Apple wants to change this when it comes to augmented reality and virtual reality streaming. The patent application is called “Media Compositor for Computer Generated Reality‘ and shows Apple has been working on composting multiple streams to create new possibilities such as enabling AR and VR viewers to watch the streamed content from their preferred angles.
The technology required for this is complex but the end product is very easy to grasp. Instead of simply recording both video and audio from one perspective like in the composited 2D view seen in the live videos from an iPhone or iPad camera with AR content like Pokémon in a scene, Apple wants to record separate streams which capture the entirety of the experience from the perspective of the recorder as well as the time-stamped extra data that can be used later on to change the experience for viewers. So the viewer is not just restricted to the recorded digital content but they are able to pull up some extra information from the real-world scene.
According to the Apple patent, the inclusion of 3D models or virtual objects in a composited stream enables users to have an enhanced experience of the recording or the live streaming. It could allow viewers to experience a scene from different viewpoints than the viewpoint of the creator; it could even allow viewers to move or rotate objects captured in the scene.

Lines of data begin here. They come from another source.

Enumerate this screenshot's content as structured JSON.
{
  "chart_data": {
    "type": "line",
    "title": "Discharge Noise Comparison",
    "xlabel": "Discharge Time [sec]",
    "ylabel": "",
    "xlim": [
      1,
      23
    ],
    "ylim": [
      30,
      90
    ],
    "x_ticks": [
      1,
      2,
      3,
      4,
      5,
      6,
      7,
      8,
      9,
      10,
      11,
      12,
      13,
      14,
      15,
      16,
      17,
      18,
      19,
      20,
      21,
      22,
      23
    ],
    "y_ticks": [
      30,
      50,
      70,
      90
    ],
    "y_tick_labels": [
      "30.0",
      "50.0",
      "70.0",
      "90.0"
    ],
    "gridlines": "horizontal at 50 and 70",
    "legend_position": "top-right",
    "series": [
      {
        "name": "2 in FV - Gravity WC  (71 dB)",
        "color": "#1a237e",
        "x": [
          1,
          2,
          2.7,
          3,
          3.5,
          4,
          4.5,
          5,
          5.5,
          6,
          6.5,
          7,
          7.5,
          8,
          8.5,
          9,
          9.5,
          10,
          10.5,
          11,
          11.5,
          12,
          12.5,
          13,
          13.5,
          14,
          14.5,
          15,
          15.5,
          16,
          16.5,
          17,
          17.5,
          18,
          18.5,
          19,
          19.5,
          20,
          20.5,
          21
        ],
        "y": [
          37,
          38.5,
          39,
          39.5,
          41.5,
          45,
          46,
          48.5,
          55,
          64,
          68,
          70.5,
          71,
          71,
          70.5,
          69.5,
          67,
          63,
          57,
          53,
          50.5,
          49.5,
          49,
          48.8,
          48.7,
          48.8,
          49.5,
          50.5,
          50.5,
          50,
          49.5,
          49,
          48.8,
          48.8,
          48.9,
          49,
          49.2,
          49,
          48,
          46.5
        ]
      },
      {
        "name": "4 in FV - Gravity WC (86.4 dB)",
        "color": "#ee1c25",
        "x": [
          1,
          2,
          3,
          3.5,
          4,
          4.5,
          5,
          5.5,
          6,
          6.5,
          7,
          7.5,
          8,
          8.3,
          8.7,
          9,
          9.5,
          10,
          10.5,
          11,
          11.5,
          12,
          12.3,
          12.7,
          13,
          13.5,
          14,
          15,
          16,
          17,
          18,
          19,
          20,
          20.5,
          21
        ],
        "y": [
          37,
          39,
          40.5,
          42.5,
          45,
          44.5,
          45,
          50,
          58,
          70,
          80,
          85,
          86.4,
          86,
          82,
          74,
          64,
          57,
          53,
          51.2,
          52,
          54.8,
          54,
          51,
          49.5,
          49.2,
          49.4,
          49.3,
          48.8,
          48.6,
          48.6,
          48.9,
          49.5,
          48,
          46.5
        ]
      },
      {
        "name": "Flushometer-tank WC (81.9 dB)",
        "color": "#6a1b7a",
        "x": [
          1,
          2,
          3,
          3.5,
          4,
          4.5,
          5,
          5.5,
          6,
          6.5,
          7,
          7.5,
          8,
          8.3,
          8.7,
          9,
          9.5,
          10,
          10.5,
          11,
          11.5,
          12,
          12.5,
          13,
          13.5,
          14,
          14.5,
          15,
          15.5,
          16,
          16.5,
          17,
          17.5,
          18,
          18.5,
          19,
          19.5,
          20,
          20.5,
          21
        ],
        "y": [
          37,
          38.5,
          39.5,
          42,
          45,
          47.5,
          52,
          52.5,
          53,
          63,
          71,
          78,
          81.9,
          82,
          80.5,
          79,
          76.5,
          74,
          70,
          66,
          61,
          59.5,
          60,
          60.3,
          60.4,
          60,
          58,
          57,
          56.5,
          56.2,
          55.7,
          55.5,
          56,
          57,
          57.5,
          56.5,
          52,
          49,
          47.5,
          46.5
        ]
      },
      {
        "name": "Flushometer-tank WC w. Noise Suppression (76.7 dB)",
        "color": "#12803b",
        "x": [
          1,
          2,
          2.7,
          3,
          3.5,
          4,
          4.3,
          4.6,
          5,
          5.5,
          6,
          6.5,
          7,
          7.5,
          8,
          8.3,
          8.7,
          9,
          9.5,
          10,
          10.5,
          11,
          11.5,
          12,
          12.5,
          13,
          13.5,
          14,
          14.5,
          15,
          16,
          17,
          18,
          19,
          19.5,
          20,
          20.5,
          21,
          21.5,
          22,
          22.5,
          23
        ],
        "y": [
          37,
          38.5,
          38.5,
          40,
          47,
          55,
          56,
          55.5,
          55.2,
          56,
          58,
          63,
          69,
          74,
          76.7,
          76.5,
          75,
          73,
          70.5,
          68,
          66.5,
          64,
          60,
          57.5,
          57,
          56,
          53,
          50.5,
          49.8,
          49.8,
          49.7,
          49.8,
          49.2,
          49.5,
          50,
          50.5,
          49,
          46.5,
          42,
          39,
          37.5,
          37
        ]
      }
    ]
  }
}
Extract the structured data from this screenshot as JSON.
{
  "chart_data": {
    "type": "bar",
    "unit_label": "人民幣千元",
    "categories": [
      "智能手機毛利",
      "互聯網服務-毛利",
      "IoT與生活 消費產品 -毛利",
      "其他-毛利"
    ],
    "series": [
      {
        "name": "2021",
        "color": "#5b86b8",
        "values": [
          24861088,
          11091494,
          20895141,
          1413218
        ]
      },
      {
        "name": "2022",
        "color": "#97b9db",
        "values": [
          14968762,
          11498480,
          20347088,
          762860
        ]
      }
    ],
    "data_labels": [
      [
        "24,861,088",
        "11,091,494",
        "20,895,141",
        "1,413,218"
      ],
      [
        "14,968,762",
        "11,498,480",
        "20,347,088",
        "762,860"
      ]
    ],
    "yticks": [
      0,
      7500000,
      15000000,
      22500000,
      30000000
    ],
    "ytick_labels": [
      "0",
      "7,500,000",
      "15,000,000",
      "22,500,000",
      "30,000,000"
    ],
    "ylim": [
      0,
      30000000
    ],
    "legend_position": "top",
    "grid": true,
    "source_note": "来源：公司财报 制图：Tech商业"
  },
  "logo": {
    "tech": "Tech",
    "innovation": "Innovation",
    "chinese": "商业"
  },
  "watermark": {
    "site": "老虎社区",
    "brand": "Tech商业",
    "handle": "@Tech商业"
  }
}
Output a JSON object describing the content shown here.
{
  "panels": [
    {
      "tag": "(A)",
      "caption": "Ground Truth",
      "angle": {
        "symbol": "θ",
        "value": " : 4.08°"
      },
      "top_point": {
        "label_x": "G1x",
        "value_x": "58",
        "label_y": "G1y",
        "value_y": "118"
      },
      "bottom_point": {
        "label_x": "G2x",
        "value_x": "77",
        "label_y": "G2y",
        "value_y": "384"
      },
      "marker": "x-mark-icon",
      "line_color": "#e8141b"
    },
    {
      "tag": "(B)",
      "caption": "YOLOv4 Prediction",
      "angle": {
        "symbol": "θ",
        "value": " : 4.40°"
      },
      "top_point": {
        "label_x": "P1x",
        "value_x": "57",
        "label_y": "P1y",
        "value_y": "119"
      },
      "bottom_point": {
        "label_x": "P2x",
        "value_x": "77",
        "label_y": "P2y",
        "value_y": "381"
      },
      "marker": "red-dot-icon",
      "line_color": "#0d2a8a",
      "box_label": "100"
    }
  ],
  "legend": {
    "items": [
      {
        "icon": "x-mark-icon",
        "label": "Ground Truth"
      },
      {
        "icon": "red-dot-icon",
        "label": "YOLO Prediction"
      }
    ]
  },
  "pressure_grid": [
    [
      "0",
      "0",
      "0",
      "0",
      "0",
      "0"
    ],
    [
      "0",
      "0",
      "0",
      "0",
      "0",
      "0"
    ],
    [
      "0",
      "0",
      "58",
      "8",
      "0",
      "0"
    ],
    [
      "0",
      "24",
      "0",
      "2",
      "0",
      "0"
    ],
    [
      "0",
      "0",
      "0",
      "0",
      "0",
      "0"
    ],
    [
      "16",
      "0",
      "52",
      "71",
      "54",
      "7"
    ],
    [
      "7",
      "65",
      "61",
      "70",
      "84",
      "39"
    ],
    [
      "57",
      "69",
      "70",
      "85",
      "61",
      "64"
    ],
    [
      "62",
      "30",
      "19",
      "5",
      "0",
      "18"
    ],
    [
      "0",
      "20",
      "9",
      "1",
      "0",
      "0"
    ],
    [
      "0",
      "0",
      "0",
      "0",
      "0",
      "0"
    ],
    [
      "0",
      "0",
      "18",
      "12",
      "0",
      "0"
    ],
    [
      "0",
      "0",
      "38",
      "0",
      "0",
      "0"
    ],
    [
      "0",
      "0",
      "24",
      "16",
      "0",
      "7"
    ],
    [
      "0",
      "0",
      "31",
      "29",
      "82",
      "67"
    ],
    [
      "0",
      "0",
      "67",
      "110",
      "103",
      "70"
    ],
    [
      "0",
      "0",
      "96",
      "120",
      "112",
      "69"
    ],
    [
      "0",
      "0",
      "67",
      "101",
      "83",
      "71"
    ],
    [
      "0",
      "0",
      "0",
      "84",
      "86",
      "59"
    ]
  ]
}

In the Apple system, a viewer of the AR/VR recording would even be able to move their heads and see the different viewpoints and also “experience sounds based on their own head orientation, relative positioning to the audio sources, etc”
The patent application consists of a series of descriptions on how any device/computer with sufficient processing power and storage can capture elements separately and at the same time simultaneously. These can subsequently be recombined “to form a composited stream” that will contain the entire experience.
The device will capture the first data consisting of rendered frames as well as one or more additional data streams that will constitute the additional data. The rendered frame content such as 2D images or 3D models will represent the real content or the virtual content that has been rendered in a computer-generated reality (CGR) content experience.
Apple calls the computer that will record these streams as being a “media compositor” that will be capable of recording multiple and separate data streams and then keeps them synchronized.
One use case for this is that the technology could enable a viewer to experience the AR/VR content from an angle that is different from that of the streamer by using the same 3D models as well as the embedded positional audio details in order to appropriately recreate the scene from the perspective of the mixed reality headset.
Another implementation could involve separately recording multiple viewing angles which viewers can subsequently switch between. Based on the capabilities of the AR/VR hardware, other possible implementations could include bringing in certain aspects of the original scene such as the illumination, temperature along with the human participants into or out of the stream.
Ultimately, Apple wants to create AR/VR recordings that can be easily stored and which have a “rich” depth that viewers can experience in multiple ways. This could potentially appear in the form of a web plugin which passively plays the composited content such as a video but then morphs into more interactive content that users can engage with.
Apple has had a history of creating interactive iAds and this could be its bet for the next-level user engagement with advertisements or next evolution of Twitch-style video streams for augmented reality games.
This is a patent application, though, and there is no set timeline for the rollout of this technology. However, the tech could also tie in nicely with Apple’s current AR/VR hardware development efforts which it has been tight-lipped about so far.
Five inventors have been credited in the patent application: M. Movshovich, Ranjit Desai, Perry A. Caro, Gurjeet S. Saund and Venu M. Duggineni.